So much for the quiet, in both real and political terms. After police calls dipped below normal levels following the riots, Minneapolis had several shootings overnight. Eight people got hit, although all survived — at least one thanks to the quick response of the police, who saved the woman’s life:
The violence started shortly after 10 p.m. Tuesday, when officers responded to calls of gunfire in the 2900 block of Columbus Avenue, only to learn that a male victim had been dropped off at an area hospital. A preliminary investigation showed that the shooting was preceded by an argument between a group of people, according to police, who offered few other details.
About 11:25 p.m., police were dispatched to a reported drive-by shooting in the 1100 block of 21st Avenue N., a block west of the Hawthorne Crossings strip mall. When they arrived, they found two women suffering from gunshot wounds, with officers applying a tourniquet to help save one of the women’s lives, a department spokesman said. A third victim showed up at an area hospital some time later, with a non-life threatening injury from the same incident, police said.
Police say that about seven minutes after the 21st Avenue shooting, gunfire broke out a few blocks east of that location, in the area of N. 5th and W. Broadway Avenue; two male victims were dropped off at a nearby hospital, both suffering from non-life threatening injuries, police said.
Around the same time, two men with gunshot wounds were dropped off at HCMC, after apparently being injured when gunfire rang out in the area of S. 38th and Chicago avenues. The block, which was thrust into the international spotlight after Floyd’s death at the hands of a former Minneapolis officer on May 25, has long had a reputation for gang violence, police and neighbors say.
No arrests have been made in any of the shootings, including a standoff with a barricaded suspect. The hours-long effort drew a lot of attention in the north Minneapolis neighborhood, some of it hostile but still peaceful, but the suspect slipped away without police realizing it. The victim in that shooting made it to the hospital is also expected to survive. The city has had three other fatal shootings since the beginning of the month, even though calls for shootings had briefly declined.
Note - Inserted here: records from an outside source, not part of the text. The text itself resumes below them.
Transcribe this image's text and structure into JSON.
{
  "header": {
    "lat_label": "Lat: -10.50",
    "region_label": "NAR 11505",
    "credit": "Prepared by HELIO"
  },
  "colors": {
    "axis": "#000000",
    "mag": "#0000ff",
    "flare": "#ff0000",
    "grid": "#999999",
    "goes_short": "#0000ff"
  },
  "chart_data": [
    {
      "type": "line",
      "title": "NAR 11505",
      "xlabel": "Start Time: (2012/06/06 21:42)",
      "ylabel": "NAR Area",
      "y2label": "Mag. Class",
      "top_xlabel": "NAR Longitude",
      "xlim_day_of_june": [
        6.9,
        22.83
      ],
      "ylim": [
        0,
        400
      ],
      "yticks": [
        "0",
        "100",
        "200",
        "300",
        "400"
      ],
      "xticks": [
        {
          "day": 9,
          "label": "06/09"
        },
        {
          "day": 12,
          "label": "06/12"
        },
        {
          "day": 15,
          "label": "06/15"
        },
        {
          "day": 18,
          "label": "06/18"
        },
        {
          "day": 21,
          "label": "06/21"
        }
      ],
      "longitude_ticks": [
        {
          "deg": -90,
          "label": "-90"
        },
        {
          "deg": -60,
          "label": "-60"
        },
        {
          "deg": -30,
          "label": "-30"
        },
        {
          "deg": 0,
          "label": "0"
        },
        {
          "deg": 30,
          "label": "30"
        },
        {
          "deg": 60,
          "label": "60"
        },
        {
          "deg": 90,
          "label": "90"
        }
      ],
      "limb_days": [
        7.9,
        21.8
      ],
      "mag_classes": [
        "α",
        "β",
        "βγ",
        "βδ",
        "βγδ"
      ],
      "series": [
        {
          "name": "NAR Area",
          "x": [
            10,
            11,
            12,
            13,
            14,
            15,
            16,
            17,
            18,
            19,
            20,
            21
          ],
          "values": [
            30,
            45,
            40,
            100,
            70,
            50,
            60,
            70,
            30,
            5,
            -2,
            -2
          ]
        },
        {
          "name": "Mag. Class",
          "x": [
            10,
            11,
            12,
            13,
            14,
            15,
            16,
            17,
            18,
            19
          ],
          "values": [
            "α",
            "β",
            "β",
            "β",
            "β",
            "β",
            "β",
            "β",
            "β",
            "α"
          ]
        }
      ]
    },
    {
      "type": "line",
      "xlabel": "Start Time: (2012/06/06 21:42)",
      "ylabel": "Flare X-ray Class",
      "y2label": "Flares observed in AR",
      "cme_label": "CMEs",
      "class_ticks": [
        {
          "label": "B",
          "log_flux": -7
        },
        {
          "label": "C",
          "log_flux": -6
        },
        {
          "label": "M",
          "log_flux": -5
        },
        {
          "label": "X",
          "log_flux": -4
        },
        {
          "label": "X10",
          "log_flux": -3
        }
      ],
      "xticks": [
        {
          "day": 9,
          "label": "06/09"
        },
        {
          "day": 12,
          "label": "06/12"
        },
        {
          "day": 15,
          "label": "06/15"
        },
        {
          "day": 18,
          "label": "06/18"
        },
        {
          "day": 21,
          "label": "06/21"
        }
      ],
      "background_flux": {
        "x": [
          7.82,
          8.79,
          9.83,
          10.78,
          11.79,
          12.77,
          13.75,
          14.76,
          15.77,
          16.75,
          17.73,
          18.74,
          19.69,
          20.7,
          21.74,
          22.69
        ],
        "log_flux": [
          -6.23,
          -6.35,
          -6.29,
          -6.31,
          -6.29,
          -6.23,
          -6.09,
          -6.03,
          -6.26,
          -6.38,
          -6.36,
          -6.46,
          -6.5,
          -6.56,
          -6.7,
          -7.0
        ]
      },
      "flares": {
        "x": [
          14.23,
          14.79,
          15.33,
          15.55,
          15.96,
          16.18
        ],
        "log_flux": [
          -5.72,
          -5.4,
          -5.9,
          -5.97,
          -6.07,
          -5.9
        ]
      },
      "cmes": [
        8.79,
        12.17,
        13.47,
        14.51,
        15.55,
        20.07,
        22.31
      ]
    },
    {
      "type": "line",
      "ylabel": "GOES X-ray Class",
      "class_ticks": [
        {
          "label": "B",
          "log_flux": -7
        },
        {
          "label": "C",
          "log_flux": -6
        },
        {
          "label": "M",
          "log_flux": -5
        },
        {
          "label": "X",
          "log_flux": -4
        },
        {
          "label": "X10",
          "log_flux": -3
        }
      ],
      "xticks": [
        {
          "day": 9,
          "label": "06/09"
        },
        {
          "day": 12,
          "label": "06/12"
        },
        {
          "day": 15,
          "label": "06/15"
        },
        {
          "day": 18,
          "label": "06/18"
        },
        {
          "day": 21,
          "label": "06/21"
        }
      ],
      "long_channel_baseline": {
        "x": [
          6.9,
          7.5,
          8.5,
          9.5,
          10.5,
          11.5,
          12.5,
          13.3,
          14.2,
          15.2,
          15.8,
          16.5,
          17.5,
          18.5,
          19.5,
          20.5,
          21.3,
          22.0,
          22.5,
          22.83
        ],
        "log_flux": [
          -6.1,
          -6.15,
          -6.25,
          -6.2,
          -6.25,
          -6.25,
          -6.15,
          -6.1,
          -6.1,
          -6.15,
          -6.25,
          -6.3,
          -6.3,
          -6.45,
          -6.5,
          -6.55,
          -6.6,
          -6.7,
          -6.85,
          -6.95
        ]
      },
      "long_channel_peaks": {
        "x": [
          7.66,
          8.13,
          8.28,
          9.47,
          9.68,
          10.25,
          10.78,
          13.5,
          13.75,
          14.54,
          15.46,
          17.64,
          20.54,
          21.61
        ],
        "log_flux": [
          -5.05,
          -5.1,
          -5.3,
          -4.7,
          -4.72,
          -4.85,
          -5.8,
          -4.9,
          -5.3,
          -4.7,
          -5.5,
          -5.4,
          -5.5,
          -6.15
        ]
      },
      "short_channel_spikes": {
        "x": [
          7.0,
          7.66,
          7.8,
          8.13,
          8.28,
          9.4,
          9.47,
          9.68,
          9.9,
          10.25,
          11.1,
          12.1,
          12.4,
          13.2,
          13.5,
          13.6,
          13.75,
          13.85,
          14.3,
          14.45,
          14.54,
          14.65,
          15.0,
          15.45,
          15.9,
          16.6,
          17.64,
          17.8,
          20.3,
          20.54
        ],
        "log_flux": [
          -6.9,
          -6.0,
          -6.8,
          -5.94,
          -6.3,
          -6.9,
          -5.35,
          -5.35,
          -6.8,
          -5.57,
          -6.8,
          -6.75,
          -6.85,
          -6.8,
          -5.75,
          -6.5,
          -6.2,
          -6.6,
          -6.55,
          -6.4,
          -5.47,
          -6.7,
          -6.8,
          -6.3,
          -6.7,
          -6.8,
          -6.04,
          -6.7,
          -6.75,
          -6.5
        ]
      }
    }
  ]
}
None of this is likely to convince the city’s residents that this is the moment to dismantle the city’s police department in favor of a “new public safety model.” That may be even more true after the cost of the true tally of damage from the riots. According to local CBS affiliate WCCO, 700 buildings were either damaged, burned, or destroyed — which means businesses and jobs may be a long time in coming back to the city:
Voters will also likely wonder, as does former St. Paul mayor and US Senator Norm Coleman does, why the city council wants to jettison policing rather than just run it more responsibly. In a blistering column in today’s Star Tribune that should be read in its entirety, Coleman concludes the only body it needs to dismantle is itself — and replace it with city government that takes its responsibilities more seriously:
Meanwhile, in times of great tragedy there are those who rise from the ashes to give comfort to the afflicted.
There are those who provide leadership when communities are clamoring for a way out from desperation.
There are people who bring the best and the brightest ideas to bear to change bad systems and bad processes.
And then there is the Minneapolis City Council.
Coleman doesn’t buy the excuse from Jacob Frey and his predecessors R.T. Rybak and Betsy Hodges that they were hamstrung by the city’s contract with the police union. “Blaming the police union is, no pun intended, a cop-out,” Coleman writes, and so is blaming “systemic racism.” Just exactly who has been running Minneapolis for the last several decades, Coleman asks? If “systemic racism” exists in Minneapolis’ government, it must be part of the progressives that have controlled it for most of our lifetimes.
And with that said …
Mayors Frey, Rybak and Hodges and the City Council all claim they were impotent because the police union was too strong for them.
If that is true then the remedy isn’t to defund and disband the Police Department.
It’s time to defund and disband the current elected leadership at Minneapolis City Hall and find people with the courage and conviction to protect all of the people of Minneapolis, all of the time, everywhere in the city.
In fairness, Frey at least opposes the defund-and-dismantle effort spearheaded by city council president Lisa Bender, but he’s also quick to dodge the responsibility, too. Rather than use police wisely in securing the streets after the murder of George Floyd, Frey let them withdraw — and then all but disappeared himself, except to tearfully (and inaccurately) scold Donald Trump about the strength of the city’s government. Only after Tim Walz belatedly seized the streets himself with the National Guard and state police did the riots in Minneapolis finally slow down.
There are and have been longstanding issues with the police in the city — practically everyone in the Metro has a story or two — and the union might be one obstacle. The city council, however, needs to have the intestinal fortitude to fight adversarially with public-employee unions in general, including the police union, to secure the city properly. If they can’t handle that job or deal with the aftermath of their own policy decisions, then they should take Norm Coleman’s advice … and disband themselves.